「ソウル市は真相究明を」 セクハラ被害者の弁護士らが記者会見

7月 18, 2020 セクハラ, ソウル

【ソウル=鈴木壮太郎】10日に死亡が確認された朴元淳(パク・ウォンスン)ソウル市長をセクハラで告訴した元秘書の弁護士らが13日記者会見した。「被告人の死で公訴権はなくなったが、真相を究明しないまま終わらせてはいけない」と強調。ソウル市に調査団の設置を要求した。

ソウル市長のセクハラ疑惑の真相究明を求めて記者会見する金在蓮弁護士(右から2番目)

画像の拡大

ソウル市長のセクハラ疑惑の真相究明を求めて記者会見する金在蓮弁護士(右から2番目)

会見した金在蓮(キム・ジェリョン)弁護士ら女性団体によると、朴氏を告訴したのは現職公務員で、朴氏の秘書を4年間務めた。市長室内の寝室に呼ばれて体を触られたり、秘匿性の高いSNS「テレグラム」で淫らな画像やメッセージを送りつけられたりした。

女性は職場で助けを求めたが「市長はそんな人ではない」などとして取り合ってもらえなかったという。悩んだ女性は5月に弁護士に相談。7月8日夕に警察に告訴状を提出。警察での陳述調査を翌9日未明に終えた。

だが、女性が告訴した事実は何らかのルートで朴氏の知るところとなり、同氏は9日に失踪、翌日未明に遺体で発見された。女性団体は「捜査が始まる前に証拠隠滅の機会が与えられた。こんな状況で誰が国家システムを信じ、性被害を告訴できるだろうか」と強く批判。
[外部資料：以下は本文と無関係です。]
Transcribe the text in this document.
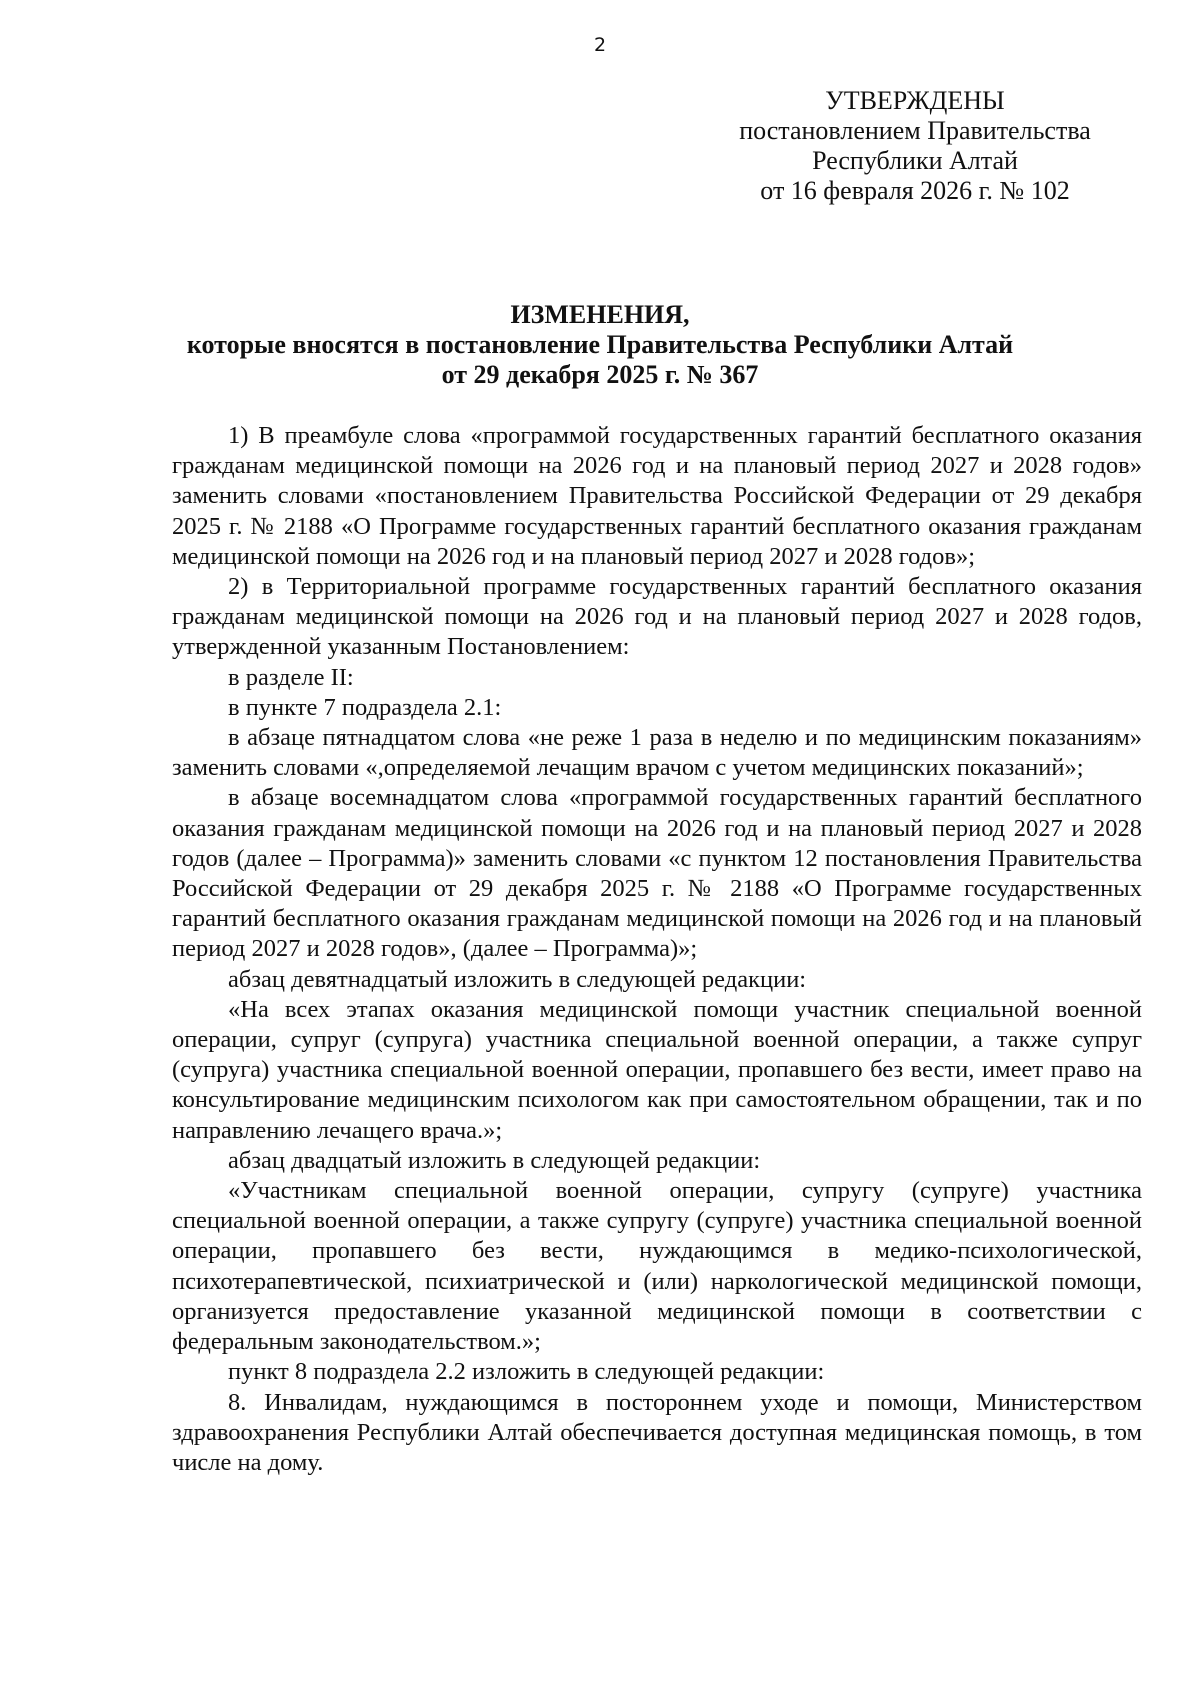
2
УТВЕРЖДЕНЫ
постановлением Правительства
Республики Алтай
от 16 февраля 2026 г. № 102
ИЗМЕНЕНИЯ,
которые вносятся в постановление Правительства Республики Алтай
от 29 декабря 2025 г. № 367

1) В преамбуле слова «программой государственных гарантий бесплатного оказания гражданам медицинской помощи на 2026 год и на плановый период 2027 и 2028 годов» заменить словами «постановлением Правительства Российской Федерации от 29 декабря 2025 г. № 2188 «О Программе государственных гарантий бесплатного оказания гражданам медицинской помощи на 2026 год и на плановый период 2027 и 2028 годов»;

2) в Территориальной программе государственных гарантий бесплатного оказания гражданам медицинской помощи на 2026 год и на плановый период 2027 и 2028 годов, утвержденной указанным Постановлением:

в разделе II:

в пункте 7 подраздела 2.1:

в абзаце пятнадцатом слова «не реже 1 раза в неделю и по медицинским показаниям» заменить словами «,определяемой лечащим врачом с учетом медицинских показаний»;

в абзаце восемнадцатом слова «программой государственных гарантий бесплатного оказания гражданам медицинской помощи на 2026 год и на плановый период 2027 и 2028 годов (далее – Программа)» заменить словами «с пунктом 12 постановления Правительства Российской Федерации от 29 декабря 2025 г. № 2188 «О Программе государственных гарантий бесплатного оказания гражданам медицинской помощи на 2026 год и на плановый период 2027 и 2028 годов», (далее – Программа)»;

абзац девятнадцатый изложить в следующей редакции:

«На всех этапах оказания медицинской помощи участник специальной военной операции, супруг (супруга) участника специальной военной операции, а также супруг (супруга) участника специальной военной операции, пропавшего без вести, имеет право на консультирование медицинским психологом как при самостоятельном обращении, так и по направлению лечащего врача.»;

абзац двадцатый изложить в следующей редакции:

«Участникам специальной военной операции, супругу (супруге) участника специальной военной операции, а также супругу (супруге) участника специальной военной операции, пропавшего без вести, нуждающимся в медико-психологической, психотерапевтической, психиатрической и (или) наркологической медицинской помощи, организуется предоставление указанной медицинской помощи в соответствии с федеральным законодательством.»;

пункт 8 подраздела 2.2 изложить в следующей редакции:

8. Инвалидам, нуждающимся в постороннем уходе и помощи, Министерством здравоохранения Республики Алтай обеспечивается доступная медицинская помощь, в том числе на дому.
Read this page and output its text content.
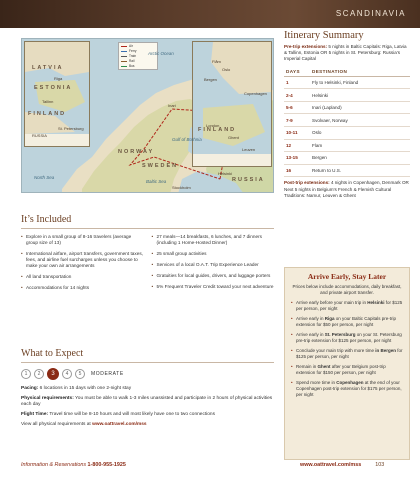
SCANDINAVIA
ESTONIA
LATVIA
FINLAND
St. Petersburg
RUSSIA
Tallinn
Riga
Air
Ferry
Train
Rail
Bus
Oslo
Bergen
Flåm
Copenhagen
London
Ghent
Leuven
Arctic Ocean
North Sea
Baltic Sea
Gulf of Bothnia
NORWAY
SWEDEN
FINLAND
RUSSIA
Helsinki
Inari
Stockholm
Itinerary Summary

Pre-trip extensions: 5 nights in Baltic Capitals: Riga, Latvia & Tallinn, Estonia OR 5 nights in St. Petersburg: Russia’s Imperial Capital

DAYS	DESTINATION
1	Fly to Helsinki, Finland
2-4	Helsinki
5-6	Inari (Lapland)
7-9	Svolvaer, Norway
10-11	Oslo
12	Flam
13-15	Bergen
16	Return to U.S.

Post-trip extensions: 4 nights in Copenhagen, Denmark OR Next 5 nights in Belgium’s French & Flemish Cultural Traditions: Namur, Leuven & Ghent

It’s Included
• Explore in a small group of 8-16 travelers (average group size of 13)
• International airfare, airport transfers, government taxes, fees, and airline fuel surcharges unless you choose to make your own air arrangements
• All land transportation
• Accommodations for 14 nights
• 27 meals—14 breakfasts, 6 lunches, and 7 dinners (including 1 Home-Hosted Dinner)
• 25 small group activities
• Services of a local O.A.T. Trip Experience Leader
• Gratuities for local guides, drivers, and luggage porters
• 5% Frequent Traveler Credit toward your next adventure
What to Expect
1	2	3	4	5	MODERATE

Pacing: 6 locations in 15 days with one 2-night stay

Physical requirements: You must be able to walk 1-3 miles unassisted and participate in 2 hours of physical activities each day

Flight Time: Travel time will be 8-10 hours and will most likely have one to two connections

View all physical requirements at www.oattravel.com/mss

Arrive Early, Stay Later

Prices below include accommodations, daily breakfast, and private airport transfer.

• Arrive early before your main trip in Helsinki for $125 per person, per night
• Arrive early in Riga on your Baltic Capitals pre-trip extension for $50 per person, per night
• Arrive early in St. Petersburg on your St. Petersburg pre-trip extension for $125 per person, per night
• Conclude your main trip with more time in Bergen for $125 per person, per night
• Remain in Ghent after your Belgium post-trip extension for $150 per person, per night
• Spend more time in Copenhagen at the end of your Copenhagen post-trip extension for $175 per person, per night
Information & Reservations 1-800-955-1925	www.oattravel.com/mss	103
警察に対し事件への立場表明を要求した。

朴氏を告訴した女性は記者会見にメッセージを寄せ「最初に声を上げ、告訴すべきだった」と後悔の念を示した。そのうえで「公正で平等な法の保護を受けたかった。だが、私の尊厳を傷つけた方が自ら人間の尊厳を投げ捨ててしまった」とし、朴氏の死去で公訴権がなくなったことに悔しさをにじませた。
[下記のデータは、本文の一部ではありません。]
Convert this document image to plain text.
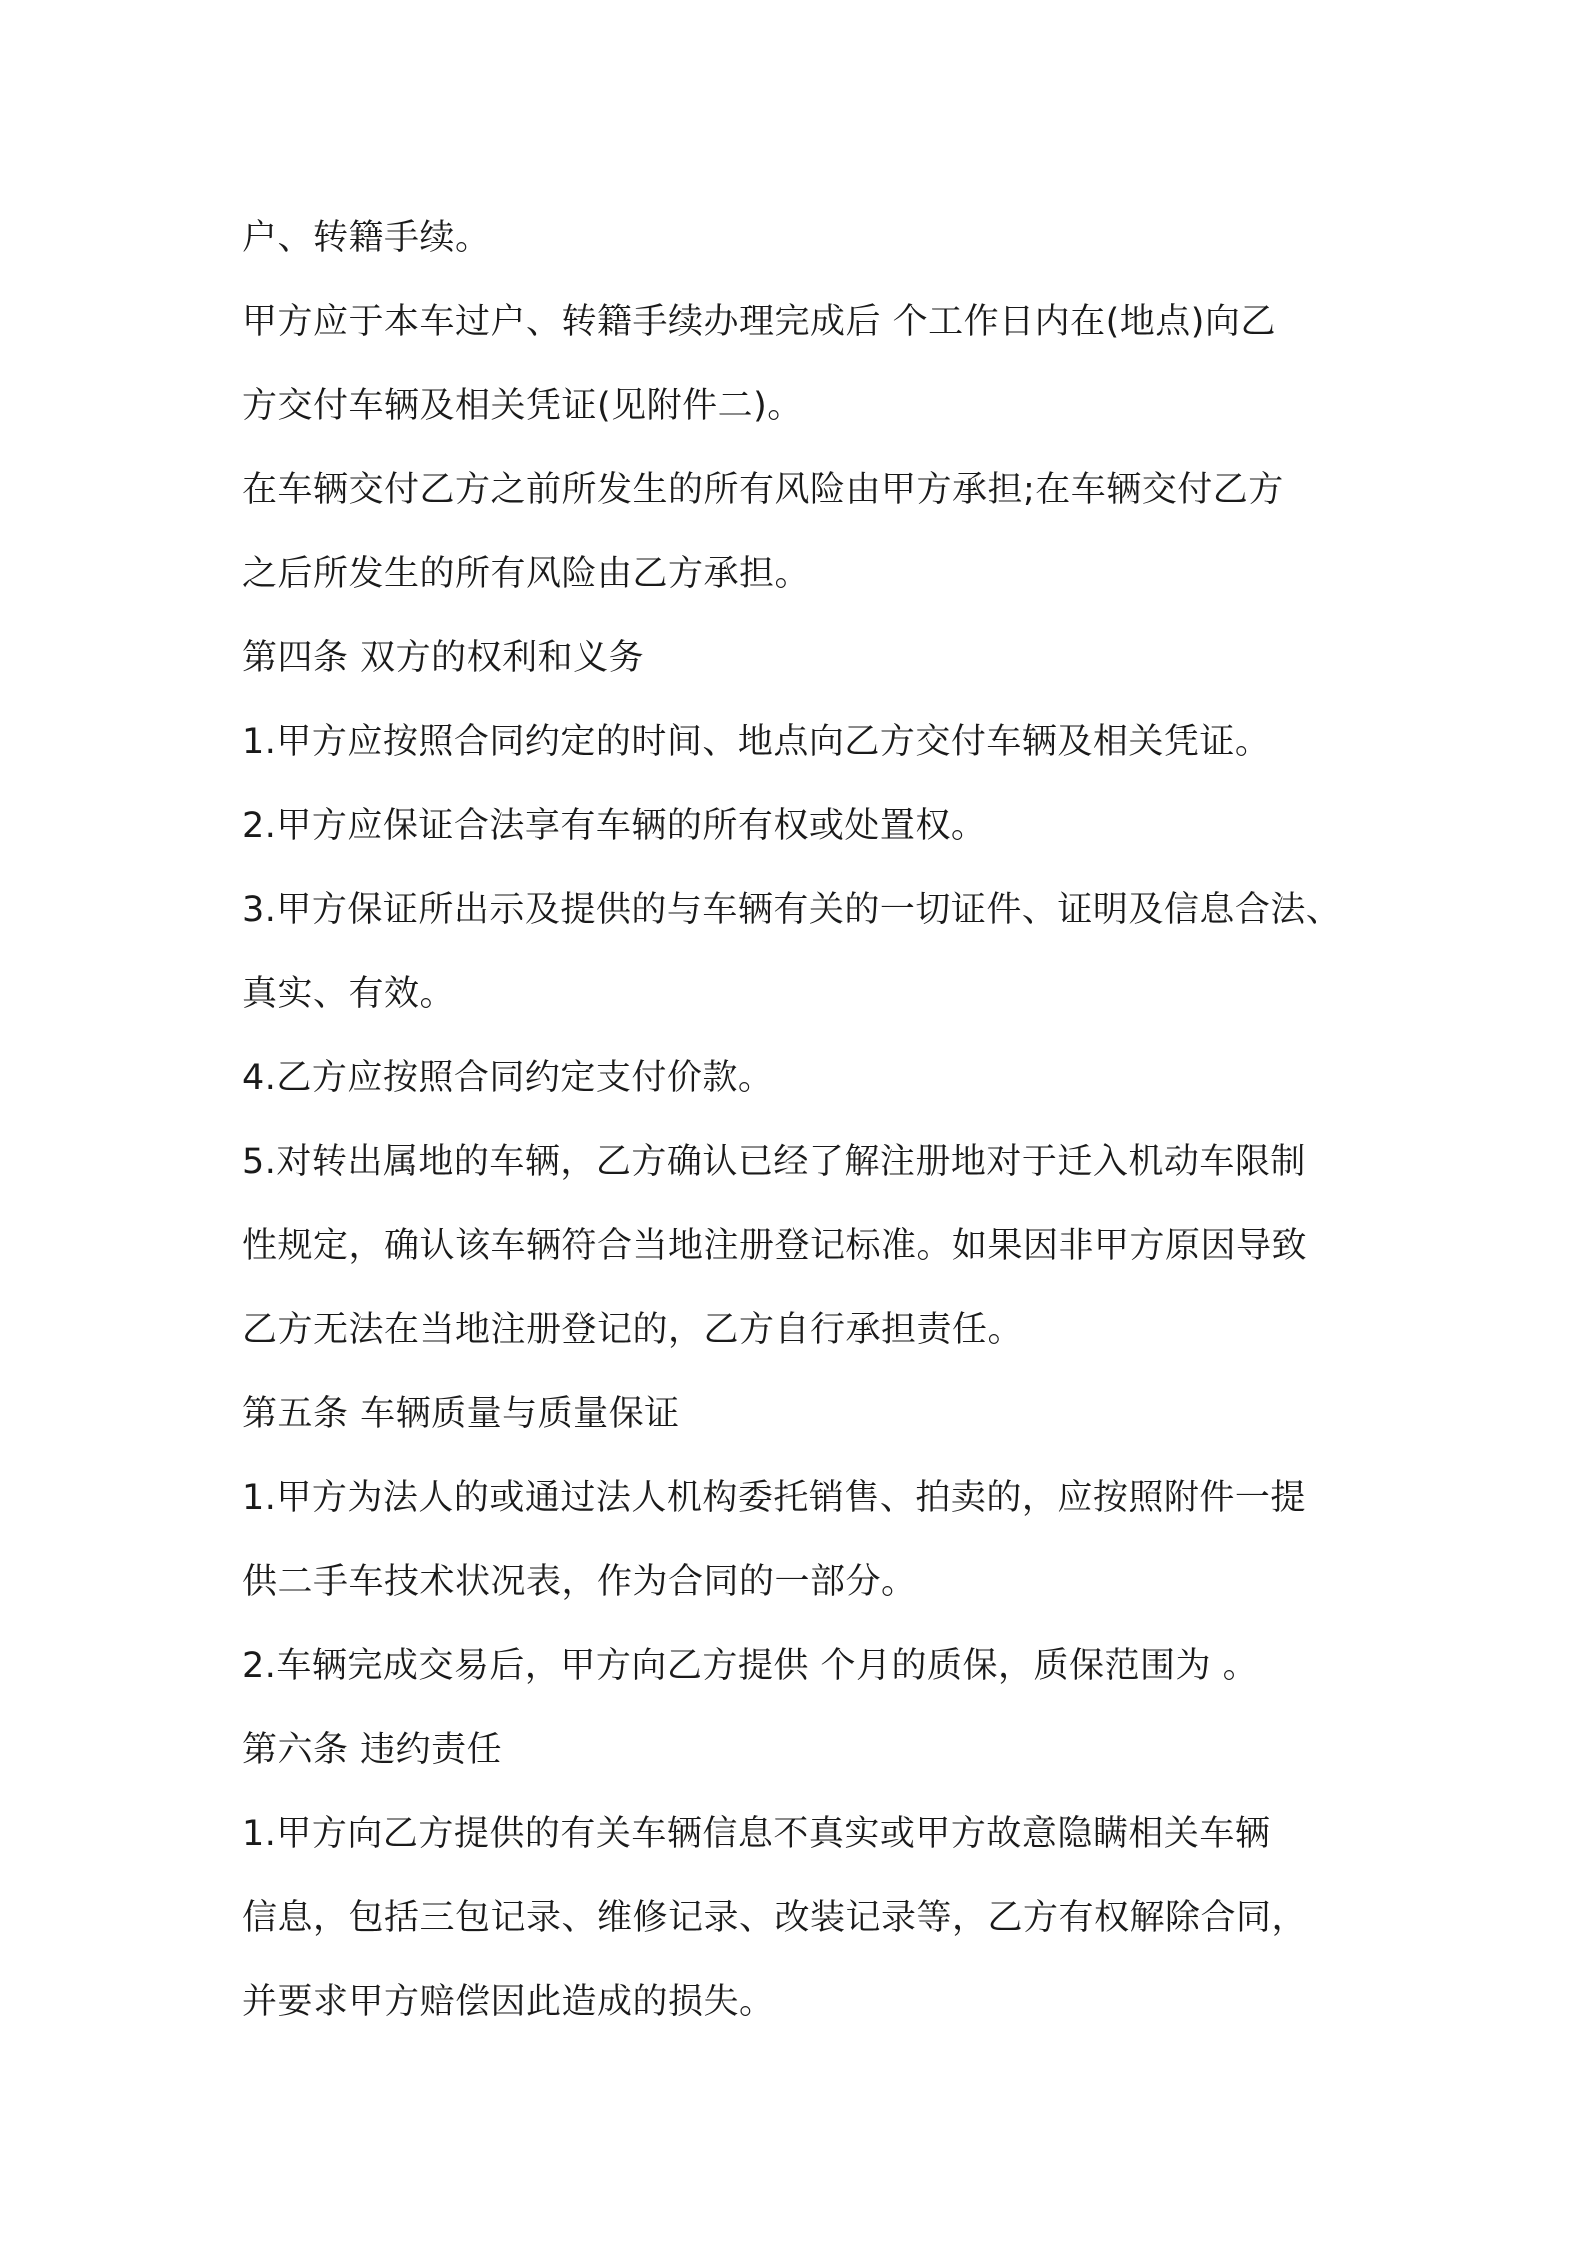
户、转籍手续。
甲方应于本车过户、转籍手续办理完成后 个工作日内在(地点)向乙
方交付车辆及相关凭证(见附件二)。
在车辆交付乙方之前所发生的所有风险由甲方承担;在车辆交付乙方
之后所发生的所有风险由乙方承担。
第四条 双方的权利和义务
1.甲方应按照合同约定的时间、地点向乙方交付车辆及相关凭证。
2.甲方应保证合法享有车辆的所有权或处置权。
3.甲方保证所出示及提供的与车辆有关的一切证件、证明及信息合法、
真实、有效。
4.乙方应按照合同约定支付价款。
5.对转出属地的车辆，乙方确认已经了解注册地对于迁入机动车限制
性规定，确认该车辆符合当地注册登记标准。如果因非甲方原因导致
乙方无法在当地注册登记的，乙方自行承担责任。
第五条 车辆质量与质量保证
1.甲方为法人的或通过法人机构委托销售、拍卖的，应按照附件一提
供二手车技术状况表，作为合同的一部分。
2.车辆完成交易后，甲方向乙方提供 个月的质保，质保范围为 。
第六条 违约责任
1.甲方向乙方提供的有关车辆信息不真实或甲方故意隐瞒相关车辆
信息，包括三包记录、维修记录、改装记录等，乙方有权解除合同，
并要求甲方赔偿因此造成的损失。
ソウル市は朴氏の葬儀を市の主催で実施した。大統領府の国民請願ホームページでは、セクハラ疑惑を釈明しないまま死去した朴氏の葬儀に公費を使うことに反対する意見への賛同者が56万人を超えた。20万人を超えると大統領府が立場を表明するルールだが、13日時点ではまだ立場を示していない。

朴氏は人権弁護士出身。韓国で最初のセクハラ裁判を担当して勝訴したことで知られ、ソウル市長時代も女性政策に力を入れていた。